Like my brother Michael, Toni Catton’s daughter Alana was born very small, and struggled to grow, put on weight or build muscle.
“There was nothing that could be done for her medically,” Toni says.
Alana was on at least 10 medications a day, and fed through a tube into her stomach. She was never able to walk. She lived in a wheelchair, and underwent hours of therapy a week.
“But none of that supportive intervention could stop the progression of the disease. It was rapid, and brutal, and there was no cure.” Alana died aged seven in September last year.
‘Not designer babies’
Some religious institutions have raised concerns about involving a third person in the reproductive process through mitochondrial donation.
In submissions made during public consultation on the proposed law earlier this year, churches raised “ethical issues”.
The Australian Catholic Bishops Conference said that the donation would cause problems by “creating three-parent children”, “genetic bewilderment” and “destroying human embryos”. They said the procedure was “not a necessary, life saving technology”.
The Mito Foundation rejects such rhetoric.
“It is not editing the DNA inside the nucleus, which is what gives us our eye colour, or hair colour. It is not gene editing, or human cloning, or designer babies,” Murray says.
“It is taking that very separate genetically damaged mitochondria DNA and swapping it out with healthy mitochondria DNA.”

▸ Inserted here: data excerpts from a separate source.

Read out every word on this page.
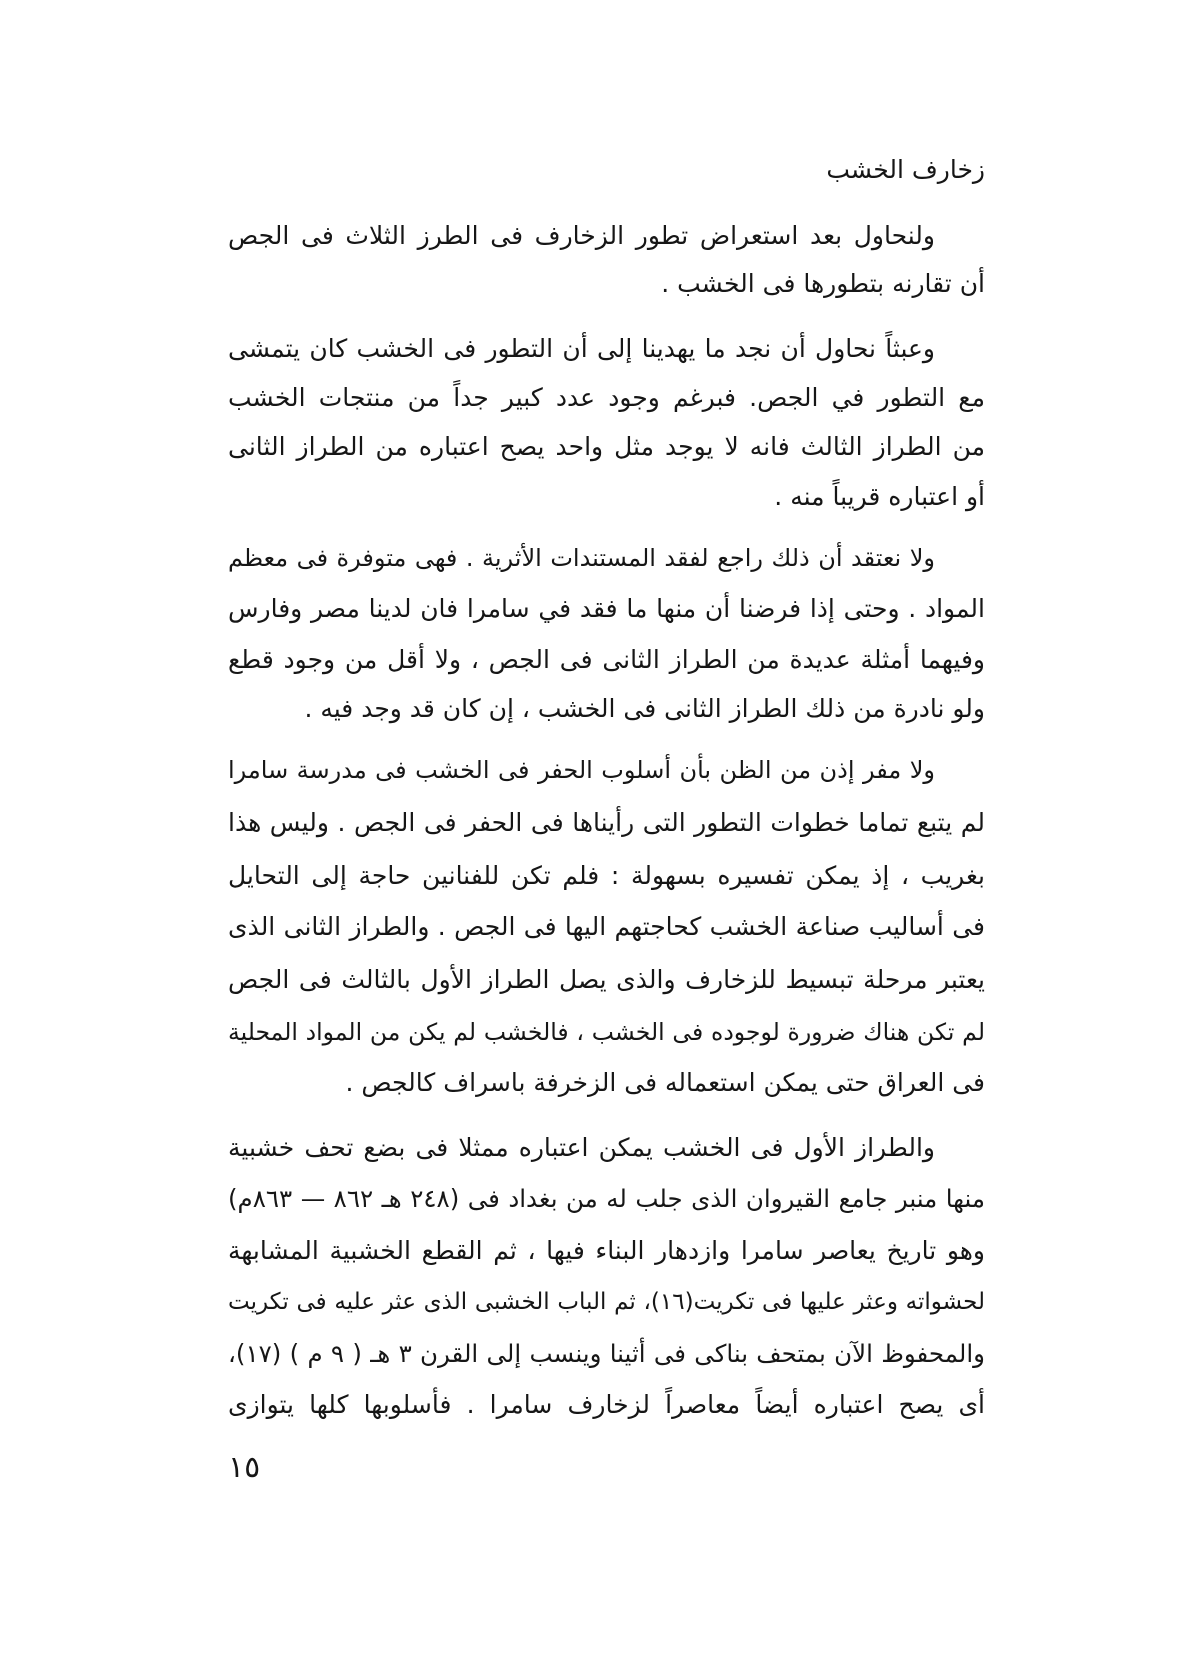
زخارف الخشب
ولنحاول بعد استعراض تطور الزخارف فى الطرز الثلاث فى الجص
أن تقارنه بتطورها فى الخشب .
وعبثاً نحاول أن نجد ما يهدينا إلى أن التطور فى الخشب كان يتمشى
مع التطور في الجص. فبرغم وجود عدد كبير جداً من منتجات الخشب
من الطراز الثالث فانه لا يوجد مثل واحد يصح اعتباره من الطراز الثانى
أو اعتباره قريباً منه .
ولا نعتقد أن ذلك راجع لفقد المستندات الأثرية . فهى متوفرة فى معظم
المواد . وحتى إذا فرضنا أن منها ما فقد في سامرا فان لدينا مصر وفارس
وفيهما أمثلة عديدة من الطراز الثانى فى الجص ، ولا أقل من وجود قطع
ولو نادرة من ذلك الطراز الثانى فى الخشب ، إن كان قد وجد فيه .
ولا مفر إذن من الظن بأن أسلوب الحفر فى الخشب فى مدرسة سامرا
لم يتبع تماما خطوات التطور التى رأيناها فى الحفر فى الجص . وليس هذا
بغريب ، إذ يمكن تفسيره بسهولة : فلم تكن للفنانين حاجة إلى التحايل
فى أساليب صناعة الخشب كحاجتهم اليها فى الجص . والطراز الثانى الذى
يعتبر مرحلة تبسيط للزخارف والذى يصل الطراز الأول بالثالث فى الجص
لم تكن هناك ضرورة لوجوده فى الخشب ، فالخشب لم يكن من المواد المحلية
فى العراق حتى يمكن استعماله فى الزخرفة باسراف كالجص .
والطراز الأول فى الخشب يمكن اعتباره ممثلا فى بضع تحف خشبية
منها منبر جامع القيروان الذى جلب له من بغداد فى (٢٤٨ هـ ٨٦٢ — ٨٦٣م)
وهو تاريخ يعاصر سامرا وازدهار البناء فيها ، ثم القطع الخشبية المشابهة
لحشواته وعثر عليها فى تكريت(١٦)، ثم الباب الخشبى الذى عثر عليه فى تكريت
والمحفوظ الآن بمتحف بناكى فى أثينا وينسب إلى القرن ٣ هـ ( ٩ م ) (١٧)،
أى يصح اعتباره أيضاً معاصراً لزخارف سامرا . فأسلوبها كلها يتوازى
١٥
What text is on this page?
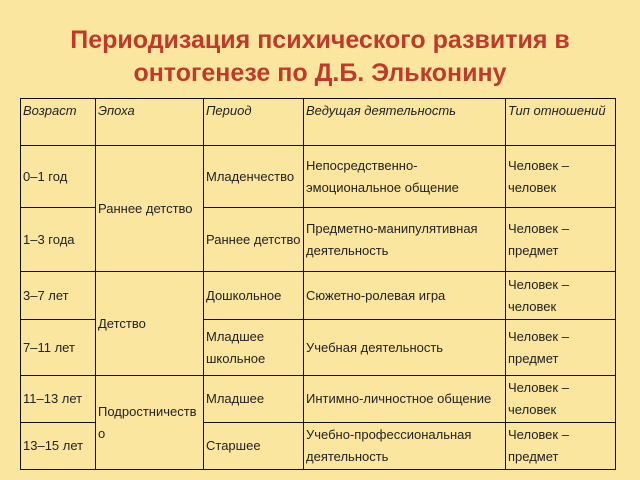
Периодизация психического развития в
онтогенезе по Д.Б. Эльконину
Возраст	Эпоха	Период	Ведущая деятельность	Тип отношений
0–1 год	Раннее детство	Младенчество	Непосредственно-эмоциональное общение	Человек – человек
1–3 года		Раннее детство	Предметно-манипулятивная деятельность	Человек – предмет
3–7 лет	Детство	Дошкольное	Сюжетно-ролевая игра	Человек – человек
7–11 лет		Младшее школьное	Учебная деятельность	Человек – предмет
11–13 лет	Подростничество	Младшее	Интимно-личностное общение	Человек – человек
13–15 лет		Старшее	Учебно-профессиональная деятельность	Человек – предмет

Beth Hodge, who has grown up with a sister whose daily life is affected by a form of mito that presents with epilepsy, says that “people may deem mito donation unethical, but they have no idea what mito is like”.
For the past 27 years, she has seen her sister’s struggle first hand.
“She can’t cut up food, drink water, write.
“If you haven’t seen it first hand, people don’t understand it,” she says. “It breaks your heart.”
Everyone in Beth’s family is a carrier of the disease. Though Beth is not symptomatic, there is a chance that any children she had would be.
“I would never forgive myself if I had a baby naturally and they were burdened by this condition the way my sister is,” she says.
Beth and her partner have been in contact with an IVF clinic since January 2020.
“It has taken them until now to say our only option, apart from using a donor egg without any of my DNA, is to wait for the mitochondrial donation to be legal.”
A spokesperson for Hunt said mitochondrial donation had “the potential to change lives and reduce the burden and devastating effects of mitochondrial disease for future generations”.
“When I see that bill, all I see is hope for you and your sister,” my mother says.
“It’ll give you the chance to be tested with confidence that, if you carry the gene, you will not be left feeling optionless and helpless.
“And it’ll give you the chance to have healthy children, and a normal life. And to, essentially, break the genetic chain.”